Clara y la penumbra
JOSÉ CARLOS SOMOZA
24 octubre, 2001 02:00Ya se sabe a qué punto ha llegado el arte moderno: se cuenta que el visitante de una exposición estaba absorto contemplando una novedosa "instalación" consistente en un mocho apoyado en una pared al lado de un cubo de agua sucia cuando llegó la señora de la limpieza y se llevó los útiles de trabajo que había olvidado el día anterior.
Por otro lado, años lleva el postmodernismo predicando que la vanguardia es el mercado. De esta situación parte José Carlos Somoza en Clara y la penumbra y la lleva con tintes futuristas a un cercano 2006, cuando triunfa en todo el planeta un nuevo clasicismo plástico llamado arte hiperdramático. En este arte, también conocido por las siglas HD, la materia prima son los propios seres humanos. El artista difumina los colores y marca las líneas sobre personas convertidas en lienzo, tratadas físicamente con esa finalidad ("imprimadas") y hasta manipuladas psicológicamente con el propósito de extraer de ellas una expresividad inédita. También son personas llevadas al extremo de la cosificación las que adornan las casas elegantes sirviendo de lámpara, mesa o silla.Esta anécdota de fanta-ficción da pie a un amplio catálogo de comentarios relacionados con la problemática del arte contemporáneo. Como no podría ser de otra manera, ocupa un lugar destacadísimo la dimensión comercial del arte y el espíritu monetarista que impregna buena parte de la actividad creativa, pues lo que se dice de la plástica vale también para la literatura. A esta cuestión le siguen en importancia el relativismo de los valores estéticos y la manipulación del canon.
Aparte, pero por encima de todo ello, se aborda el asunto de los límites entre arte y vida planteado como una confrontación que no admite medias tintas: ¿puede el arte, en nombre de la belleza, menoscabar la dignidad humana, anular o destruir la vida? El desenlace de la novela -cuyo detalle no debo desvelar- ha de entenderse como un manifiesto rehumanizador que coloca el valor del individuo por encima no sólo del arte sino del sinsentido de tantos aspectos del mundo actual. Es lo que menos me convence del argumento: comparto el alegato de Somoza, pero no que sea eso, un alegato, que lo presente con notas moralizadoras y que caiga en la trampa de algunas concesiones efectictas o sensibleras.

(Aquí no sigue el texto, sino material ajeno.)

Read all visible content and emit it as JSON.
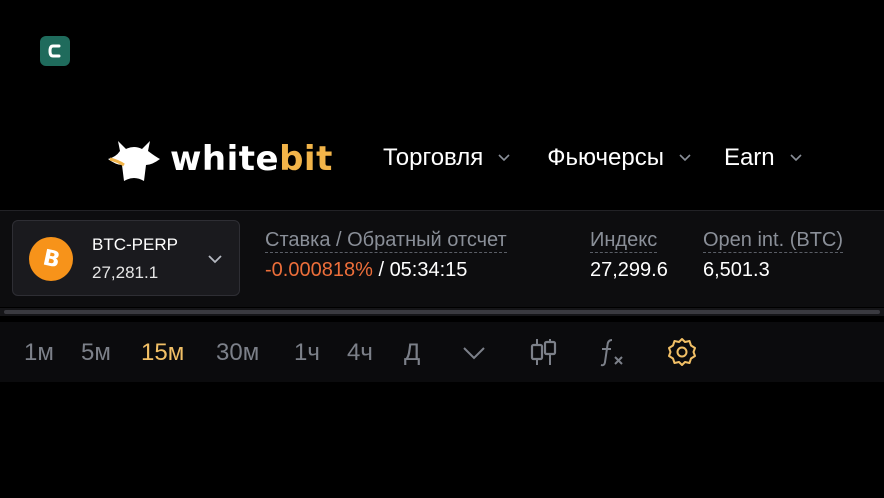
{
  "header": {
    "logo_text_white": "white",
    "logo_text_bit": "bit",
    "nav": [
      {
        "label": "Торговля"
      },
      {
        "label": "Фьючерсы"
      },
      {
        "label": "Earn"
      }
    ]
  },
  "ticker": {
    "symbol": "BTC-PERP",
    "price": "27,281.1",
    "coin_icon": "bitcoin-icon",
    "coin_glyph": "B",
    "funding": {
      "label": "Ставка / Обратный отсчет",
      "rate": "-0.000818%",
      "separator": "/",
      "countdown": "05:34:15"
    },
    "index": {
      "label": "Индекс",
      "value": "27,299.6"
    },
    "open_interest": {
      "label": "Open int. (BTC)",
      "value": "6,501.3"
    }
  },
  "toolbar": {
    "timeframes": [
      "1м",
      "5м",
      "15м",
      "30м",
      "1ч",
      "4ч",
      "Д"
    ],
    "active_timeframe": "15м",
    "icons": [
      "chevron-down-icon",
      "candles-icon",
      "function-icon",
      "gear-icon"
    ]
  },
  "colors": {
    "accent": "#f2c066",
    "negative": "#ec6e3a",
    "bitcoin": "#f7931a",
    "badge": "#1f6b5c"
  }
}
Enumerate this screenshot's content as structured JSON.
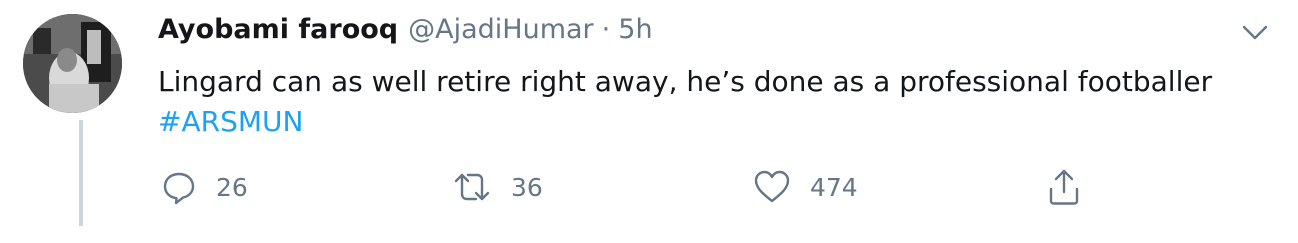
{
  "tweet": {
    "display_name": "Ayobami farooq",
    "handle": "@AjadiHumar",
    "separator": "·",
    "time": "5h",
    "text": "Lingard can as well retire right away, he’s done as a professional footballer",
    "hashtag": "#ARSMUN"
  },
  "actions": {
    "reply_count": "26",
    "retweet_count": "36",
    "like_count": "474"
  },
  "icons": {
    "reply": "reply-icon",
    "retweet": "retweet-icon",
    "like": "heart-icon",
    "share": "share-icon",
    "more": "chevron-down-icon"
  },
  "colors": {
    "text": "#14171a",
    "secondary": "#657786",
    "link": "#1da1f2",
    "thread_line": "#ccd6dd"
  }
}
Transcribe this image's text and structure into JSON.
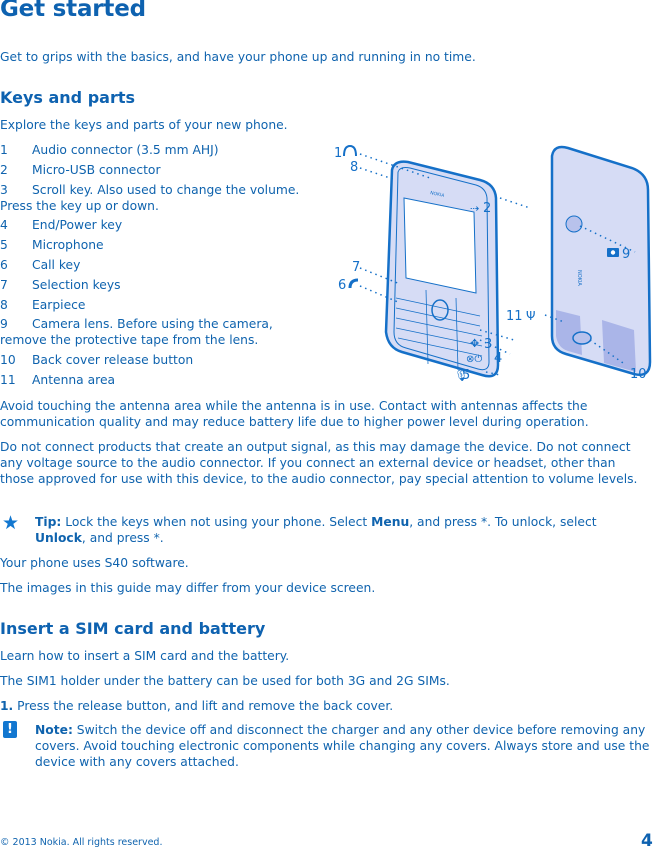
{
  "title": "Get started",
  "intro": "Get to grips with the basics, and have your phone up and running in no time.",
  "keys_section": {
    "heading": "Keys and parts",
    "intro": "Explore the keys and parts of your new phone.",
    "parts": [
      {
        "num": "1",
        "label": "Audio connector (3.5 mm AHJ)"
      },
      {
        "num": "2",
        "label": "Micro-USB connector"
      },
      {
        "num": "3",
        "label": "Scroll key. Also used to change the volume.",
        "cont": "Press the key up or down."
      },
      {
        "num": "4",
        "label": "End/Power key"
      },
      {
        "num": "5",
        "label": "Microphone"
      },
      {
        "num": "6",
        "label": "Call key"
      },
      {
        "num": "7",
        "label": "Selection keys"
      },
      {
        "num": "8",
        "label": "Earpiece"
      },
      {
        "num": "9",
        "label": "Camera lens. Before using the camera,",
        "cont": "remove the protective tape from the lens."
      },
      {
        "num": "10",
        "label": "Back cover release button"
      },
      {
        "num": "11",
        "label": "Antenna area"
      }
    ],
    "callouts": {
      "c1": "1",
      "c2": "2",
      "c3": "3",
      "c4": "4",
      "c5": "5",
      "c6": "6",
      "c7": "7",
      "c8": "8",
      "c9": "9",
      "c10": "10",
      "c11": "11"
    },
    "phone_brand": "NOKIA",
    "antenna_warning": "Avoid touching the antenna area while the antenna is in use. Contact with antennas affects the communication quality and may reduce battery life due to higher power level during operation.",
    "connect_warning": "Do not connect products that create an output signal, as this may damage the device. Do not connect any voltage source to the audio connector. If you connect an external device or headset, other than those approved for use with this device, to the audio connector, pay special attention to volume levels.",
    "tip": {
      "icon": "star-icon",
      "label": "Tip:",
      "text1": " Lock the keys when not using your phone. Select ",
      "bold1": "Menu",
      "text2": ", and press *. To unlock, select ",
      "bold2": "Unlock",
      "text3": ", and press *."
    },
    "software": "Your phone uses S40 software.",
    "images_note": "The images in this guide may differ from your device screen."
  },
  "sim_section": {
    "heading": "Insert a SIM card and battery",
    "intro": "Learn how to insert a SIM card and the battery.",
    "sim_holder": "The SIM1 holder under the battery can be used for both 3G and 2G SIMs.",
    "step1_num": "1.",
    "step1_text": " Press the release button, and lift and remove the back cover.",
    "note": {
      "icon": "exclamation-icon",
      "icon_glyph": "!",
      "label": "Note:",
      "text": " Switch the device off and disconnect the charger and any other device before removing any covers. Avoid touching electronic components while changing any covers. Always store and use the device with any covers attached."
    }
  },
  "footer": {
    "copyright": "© 2013 Nokia. All rights reserved.",
    "page_number": "4"
  },
  "colors": {
    "text": "#0f63ae",
    "heading": "#0e62b0",
    "phone_fill": "#d6dcf5",
    "phone_stroke": "#1570c8",
    "icon_fill": "#1277d0"
  }
}
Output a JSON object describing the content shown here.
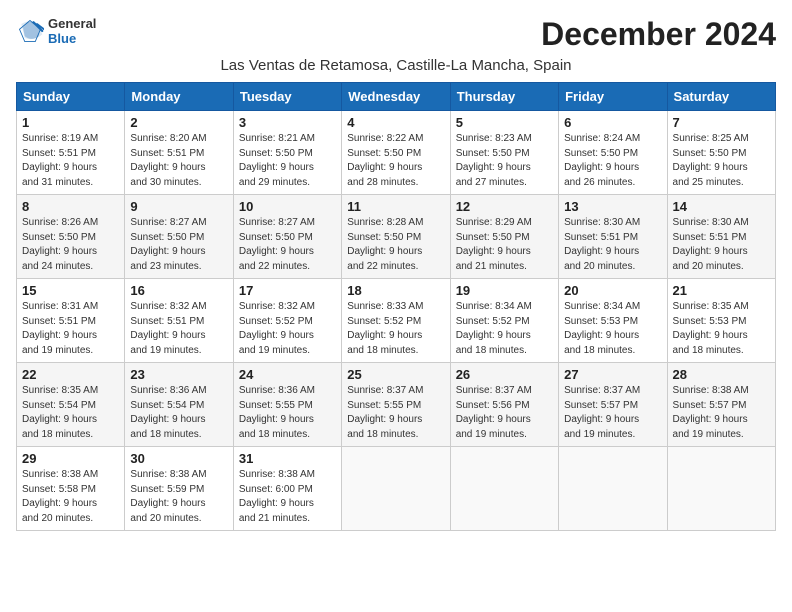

No hacía falta ese final que estropea un poquito una novela emocionante, amena y bastante amarga, llena de cualidades imaginativas y montada con un perfecto dominio de la construcción. Podría pensarse al ver la importancia que he dado al elemento especulativo -a las discusiones artísticas- que se trata de una obra ensayística, partícipe de ese culturalismo pesado que lastra tantos libros recientes. Nada más lejos ni de los propósitos ni de los logros de Somoza.
Al revés, la historia tiene un vitalismo permanente, en parte porque las reflexiones se encarnan en personajes reales y convincentes, atractivos por las peripecias que sufren, por su humanidad; y en parte porque todo ello está disuelto en una serie de conflictos que atraen por sí mismos y por su desarrollo. Además, es justo subrayar la maestría de Somoza (que implica un trabajo serio, esa elaboración pausada cada día más infrecuente) al acompañar la historia de innumerables y pertinentes detalles psicológicos, anecdóticos y ambientales.
Con esto ya he dicho mi impresión global muy favorable acerca de Clara y la penumbra. Muestra una prosa cuidada y eficaz. Revela las dotes de Somoza como narrador bien facultado. La historia no desfallece en ningún momento a pesar de alternar varias tramas distintas y de su considerable extensión. Tampoco deja de interesar nunca ni lo que hacen ni lo que dicen los personajes. Y, en fin, como toda la historia responde a un bien trabado relato de suspense, con sus crímenes y correspondiente investigación, estamos en ese respetable ámbito de una literatura de calidad para un público muy amplio.